Château de Fosse Sèche
Saumur is no less impressive a vineyard than any other situated on the limestone bedrock of the Bassin Parisien. If I were asked to convince you, I would suggest a drive along the D947, the road running along the left bank of the Loire through Montsoreau, Turquant and Souzay-Champigny and which affords an excellent view of the imposing limestone scarp which runs parallel with the river. The rock face is peppered with caves, perfect for the long-term cellaring of wine (one reason why Saumur has developed such a strong reputation for sparkling wine) and also the cultivation of mushrooms, and in places there are troglodytic homes, dwellings cut directly into the rock. Look up, especially at La Grande Vignolle at Turquant, and you will see the edge of a sea of Cabernet Franc atop the limestone plateau. It is a sight to rival any similar scene on the première côte in Vouvray, or in any other of the Loire Valley’s grandest appellations.

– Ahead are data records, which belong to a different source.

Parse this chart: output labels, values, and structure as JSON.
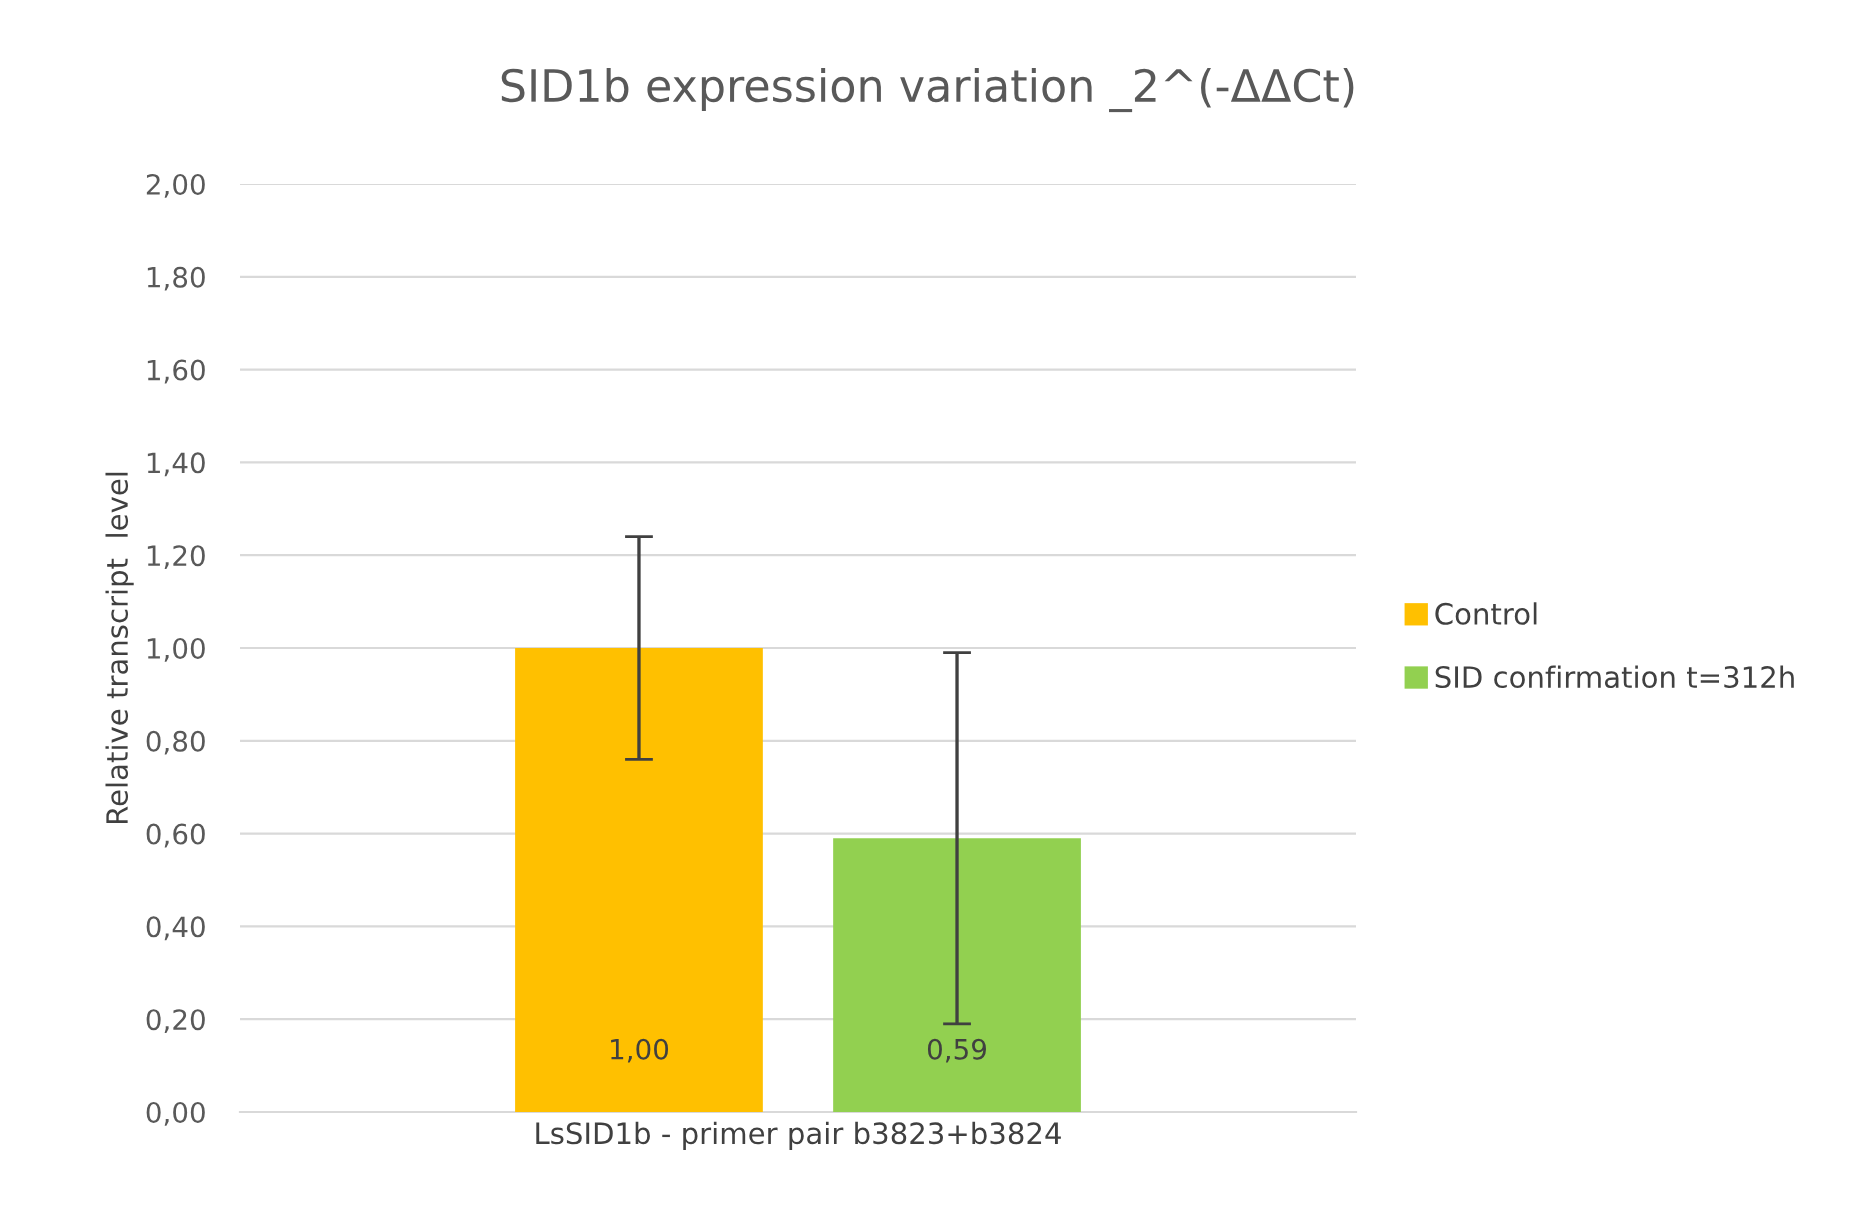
{
  "chart_data": {
    "type": "bar",
    "title": "SID1b expression variation _2^(-ΔΔCt)",
    "ylabel": "Relative transcript  level",
    "categories": [
      "LsSID1b - primer pair b3823+b3824"
    ],
    "series": [
      {
        "name": "Control",
        "color": "#ffc000",
        "values": [
          1.0
        ],
        "errors": [
          0.24
        ],
        "value_labels": [
          "1,00"
        ]
      },
      {
        "name": "SID confirmation t=312h",
        "color": "#92d050",
        "values": [
          0.59
        ],
        "errors": [
          0.4
        ],
        "value_labels": [
          "0,59"
        ]
      }
    ],
    "ylim": [
      0,
      2
    ],
    "yticks": [
      {
        "value": 0,
        "label": "0,00"
      },
      {
        "value": 0.2,
        "label": "0,20"
      },
      {
        "value": 0.4,
        "label": "0,40"
      },
      {
        "value": 0.6,
        "label": "0,60"
      },
      {
        "value": 0.8,
        "label": "0,80"
      },
      {
        "value": 1.0,
        "label": "1,00"
      },
      {
        "value": 1.2,
        "label": "1,20"
      },
      {
        "value": 1.4,
        "label": "1,40"
      },
      {
        "value": 1.6,
        "label": "1,60"
      },
      {
        "value": 1.8,
        "label": "1,80"
      },
      {
        "value": 2.0,
        "label": "2,00"
      }
    ],
    "grid": "y",
    "legend": "right"
  }
}
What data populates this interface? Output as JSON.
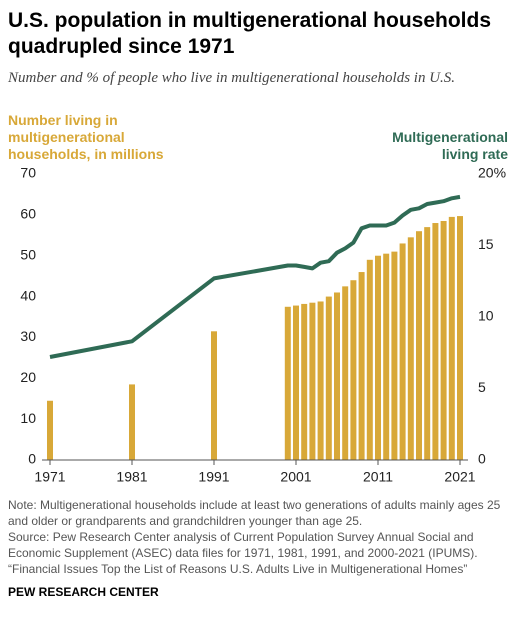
{
  "chart_data": {
    "type": "bar-line",
    "title": "U.S. population in multigenerational households quadrupled since 1971",
    "subtitle": "Number and % of people who live in multigenerational households in U.S.",
    "x": [
      1971,
      1981,
      1991,
      2000,
      2001,
      2002,
      2003,
      2004,
      2005,
      2006,
      2007,
      2008,
      2009,
      2010,
      2011,
      2012,
      2013,
      2014,
      2015,
      2016,
      2017,
      2018,
      2019,
      2020,
      2021
    ],
    "xlim": [
      1970,
      2022
    ],
    "xticks": [
      1971,
      1981,
      1991,
      2001,
      2011,
      2021
    ],
    "ylim": [
      0,
      70
    ],
    "yticks": [
      0,
      10,
      20,
      30,
      40,
      50,
      60,
      70
    ],
    "y2lim": [
      0,
      20
    ],
    "y2ticks": [
      0,
      5,
      10,
      15,
      {
        "value": 20,
        "label": "20%"
      }
    ],
    "grid": false,
    "series": [
      {
        "name": "Number living in multigenerational households, in millions",
        "type": "bar",
        "color": "#d8a838",
        "values": [
          14.5,
          18.5,
          31.5,
          37.5,
          37.8,
          38.2,
          38.5,
          38.8,
          40,
          41,
          42.5,
          44,
          46,
          49,
          50,
          50.5,
          51,
          53,
          54.5,
          56,
          57,
          58,
          58.5,
          59.5,
          59.7
        ]
      },
      {
        "name": "Multigenerational living rate",
        "type": "line",
        "axis": "y2",
        "color": "#2f6b55",
        "values": [
          7.2,
          8.3,
          12.7,
          13.6,
          13.6,
          13.5,
          13.4,
          13.8,
          13.9,
          14.5,
          14.8,
          15.2,
          16.2,
          16.4,
          16.4,
          16.4,
          16.6,
          17.1,
          17.5,
          17.6,
          17.9,
          18.0,
          18.1,
          18.3,
          18.4
        ]
      }
    ],
    "notes": [
      "Note: Multigenerational households include at least two generations of adults mainly ages 25 and older or grandparents and grandchildren younger than age 25.",
      "Source: Pew Research Center analysis of Current Population Survey Annual Social and Economic Supplement (ASEC) data files for 1971, 1981, 1991, and 2000-2021 (IPUMS).",
      "“Financial Issues Top the List of Reasons U.S. Adults Live in Multigenerational Homes”"
    ],
    "footer": "PEW RESEARCH CENTER"
  }
}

There is more to Saumur than these familiar riverside vineyards and villages though. The limestone stretches out far to the south, and consequently so do the vineyards. And there are some particularly strong terroirs south of Saumur, the hill of Le Puy-Notre-Dame, now the epicentre of its own appellation, being a notable example. All around the puy there are vineyards, some with very ancient origins. The vineyards and domaines of Saumur are no less likely to have an ecclesiastical beginning than those in Burgundy or the Mosel, it seems. Not far to the north of Le Puy-Notre-Dame, in the commune of Brossay, lies one such domaine, known to us today as Château de Fosse-Sèche.
There are clues to the ancient origins of the estate, as although the château has something of a renaissance feel to it the associated chapel and ruined dovecot both suggest that there has been habitation here for more than just a few hundred years. Indeed, the history of Château de Fosse Sèche can be traced back to at least the 13th century, when the property was established as a dependence of the Prieuré Saint-Nicholas de Montreuil-Bellay. Although the nearby town of Montreuil-Bellay is today best known for its lycée viticole and château, the origins of the town were ecclesiastical, and it was once home to a very grand priory.